Tidak terasa beberapa jam lagi akan memasuki tahun 2022. Waktu terasa cepat berlalu dan aku belum menjadi apa-apa. Namaku Putri Wahyuningsih, biasa disapa Ningsih. Setiap kali liburan aku tidak pernah pulang kampung, selalu setia menjadi penghuni kos. Sepertinya aku tidak punya tempat untuk pulang. Mungkin orang lain merasa kesepian saat sendirian, namun tidak denganku. Aku malah sangat menyukai kesendirian dan aku sedikit membenci keramaian.
Malam tahun baru ini aku diajak mama kos ke rumah adiknya di Karmel. Disana aku merasa tidak nyaman. Bukan karena orang-orangnya tidak baik ya, hehehe. Aku hanya merasa tidak nyaman karena berada ditengah-tengah keluarga yang kaya. Aku merasa sangat miskin.
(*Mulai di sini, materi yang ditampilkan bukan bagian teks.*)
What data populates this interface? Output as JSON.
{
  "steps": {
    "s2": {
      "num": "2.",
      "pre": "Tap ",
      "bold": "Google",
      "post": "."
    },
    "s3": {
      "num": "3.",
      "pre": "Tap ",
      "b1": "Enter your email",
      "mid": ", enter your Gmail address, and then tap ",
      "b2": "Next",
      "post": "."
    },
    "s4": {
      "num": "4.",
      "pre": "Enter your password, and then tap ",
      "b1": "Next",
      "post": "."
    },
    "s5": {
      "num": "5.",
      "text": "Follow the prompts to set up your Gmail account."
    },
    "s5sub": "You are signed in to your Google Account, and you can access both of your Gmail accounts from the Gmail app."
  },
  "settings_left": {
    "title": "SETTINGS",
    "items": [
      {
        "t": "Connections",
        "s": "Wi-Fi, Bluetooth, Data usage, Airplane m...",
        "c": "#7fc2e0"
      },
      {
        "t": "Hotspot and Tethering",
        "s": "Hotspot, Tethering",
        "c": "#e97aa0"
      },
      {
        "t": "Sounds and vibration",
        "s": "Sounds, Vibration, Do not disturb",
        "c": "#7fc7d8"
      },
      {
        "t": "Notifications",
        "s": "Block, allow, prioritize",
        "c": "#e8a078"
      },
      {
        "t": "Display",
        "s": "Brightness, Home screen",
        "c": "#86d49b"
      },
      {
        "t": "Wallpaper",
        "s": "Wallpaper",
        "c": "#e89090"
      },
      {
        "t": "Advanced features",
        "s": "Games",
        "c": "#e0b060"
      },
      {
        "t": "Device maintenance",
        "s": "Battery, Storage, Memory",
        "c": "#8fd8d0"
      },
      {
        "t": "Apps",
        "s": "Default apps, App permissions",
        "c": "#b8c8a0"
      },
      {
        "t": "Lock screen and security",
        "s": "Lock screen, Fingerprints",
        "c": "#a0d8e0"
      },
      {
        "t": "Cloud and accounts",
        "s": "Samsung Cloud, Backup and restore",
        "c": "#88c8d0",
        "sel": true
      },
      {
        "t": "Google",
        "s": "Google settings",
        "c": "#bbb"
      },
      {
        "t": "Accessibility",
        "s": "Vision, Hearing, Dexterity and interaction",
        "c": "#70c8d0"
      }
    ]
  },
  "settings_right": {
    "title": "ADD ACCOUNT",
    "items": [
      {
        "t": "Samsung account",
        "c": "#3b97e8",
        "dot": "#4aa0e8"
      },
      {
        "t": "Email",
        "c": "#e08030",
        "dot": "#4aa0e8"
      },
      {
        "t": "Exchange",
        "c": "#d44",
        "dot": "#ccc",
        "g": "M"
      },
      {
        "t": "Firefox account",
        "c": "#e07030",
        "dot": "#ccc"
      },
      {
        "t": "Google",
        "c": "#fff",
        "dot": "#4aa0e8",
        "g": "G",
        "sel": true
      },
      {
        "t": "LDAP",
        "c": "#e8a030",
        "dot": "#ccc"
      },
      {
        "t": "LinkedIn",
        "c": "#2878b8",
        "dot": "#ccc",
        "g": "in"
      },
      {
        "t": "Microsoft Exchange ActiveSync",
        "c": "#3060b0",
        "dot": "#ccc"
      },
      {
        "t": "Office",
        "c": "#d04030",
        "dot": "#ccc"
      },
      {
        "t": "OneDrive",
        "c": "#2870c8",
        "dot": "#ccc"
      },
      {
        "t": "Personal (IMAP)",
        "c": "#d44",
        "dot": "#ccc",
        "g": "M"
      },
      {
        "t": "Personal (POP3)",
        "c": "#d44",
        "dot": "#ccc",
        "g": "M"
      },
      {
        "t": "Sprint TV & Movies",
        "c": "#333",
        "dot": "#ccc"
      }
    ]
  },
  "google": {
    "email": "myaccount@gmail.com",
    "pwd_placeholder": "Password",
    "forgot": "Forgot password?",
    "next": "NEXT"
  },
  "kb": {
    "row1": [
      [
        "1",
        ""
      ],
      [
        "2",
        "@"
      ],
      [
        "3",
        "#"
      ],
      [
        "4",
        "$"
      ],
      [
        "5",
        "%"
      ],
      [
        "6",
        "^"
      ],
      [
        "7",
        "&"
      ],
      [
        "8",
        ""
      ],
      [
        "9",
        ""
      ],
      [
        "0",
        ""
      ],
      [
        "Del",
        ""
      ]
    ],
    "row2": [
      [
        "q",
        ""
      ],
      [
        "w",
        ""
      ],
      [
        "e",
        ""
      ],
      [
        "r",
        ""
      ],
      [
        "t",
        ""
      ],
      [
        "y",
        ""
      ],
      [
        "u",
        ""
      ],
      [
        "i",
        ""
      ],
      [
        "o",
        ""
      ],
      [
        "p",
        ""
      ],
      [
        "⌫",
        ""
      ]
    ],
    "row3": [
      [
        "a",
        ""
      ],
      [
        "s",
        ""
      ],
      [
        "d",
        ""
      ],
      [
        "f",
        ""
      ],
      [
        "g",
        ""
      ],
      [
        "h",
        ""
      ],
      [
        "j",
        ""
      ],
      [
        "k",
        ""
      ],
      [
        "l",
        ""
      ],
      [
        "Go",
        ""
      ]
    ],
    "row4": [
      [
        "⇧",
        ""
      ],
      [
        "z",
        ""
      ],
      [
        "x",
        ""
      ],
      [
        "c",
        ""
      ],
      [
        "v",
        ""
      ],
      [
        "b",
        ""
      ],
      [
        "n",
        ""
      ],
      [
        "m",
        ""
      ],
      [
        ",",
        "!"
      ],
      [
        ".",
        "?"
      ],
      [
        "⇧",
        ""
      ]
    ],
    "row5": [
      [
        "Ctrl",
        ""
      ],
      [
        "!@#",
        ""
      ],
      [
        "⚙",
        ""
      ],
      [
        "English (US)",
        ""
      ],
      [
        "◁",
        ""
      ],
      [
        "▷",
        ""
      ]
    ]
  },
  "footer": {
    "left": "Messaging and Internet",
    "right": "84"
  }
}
Aku berpikir seharusnya aku tidak berada disini.
Tiba-tiba seorang wanita cantik menyapaku, "Ade nama siapa, kuliah dimana?"
"Nama saya Ningsih, kuliah di Universitas Harapan Bangsa." Duduk di samping wanita cantik membuatku makin merasa rendah diri. "Saya dosen prodi hukum sekaligus kepala LP3M." Ternyata dia dosen di kampusku. Mengetahui itu membuatku merasa mulai sedikit nyaman. "Adik prodi apa, sudah semester berapa?"
"Semester 6 prodi akuntansi."
"Oh, dari prodi akuntansi. Menurut adik bagaimana dosen-dosennya?"
"Dosennya baik-baik, hanya ada beberapa dosen yang sedikit tidak aku suka. Salah satunya Ibu Diana."
"Kenapa kamu tidak suka sama Ibu Diana?"
Setiap kali ada yang bertanya dosen siapa yang tidak aku suka pasti nama pertama yang ku sebut adalah Ibu Diana. Setiap kali bercerita tentangnya aku sangat berapi-api menceritakannya dan rasa kesal itu masih kurasakan seperti kejadiannya baru terjadi kemarin.
***
"Waktu itu aku semester 4 dan ibu Diana mengajar salah satu mata kuliah di semester itu. Waktu ujian, kelas kami mendapat jadwal ujian dengannya di hari kedua." Aku pun bertanya kepada temanku kelas 4C yang sudah ujian dengan Ibu Diana, "Bagaimana ujiannya? Apakah soalnya susah?"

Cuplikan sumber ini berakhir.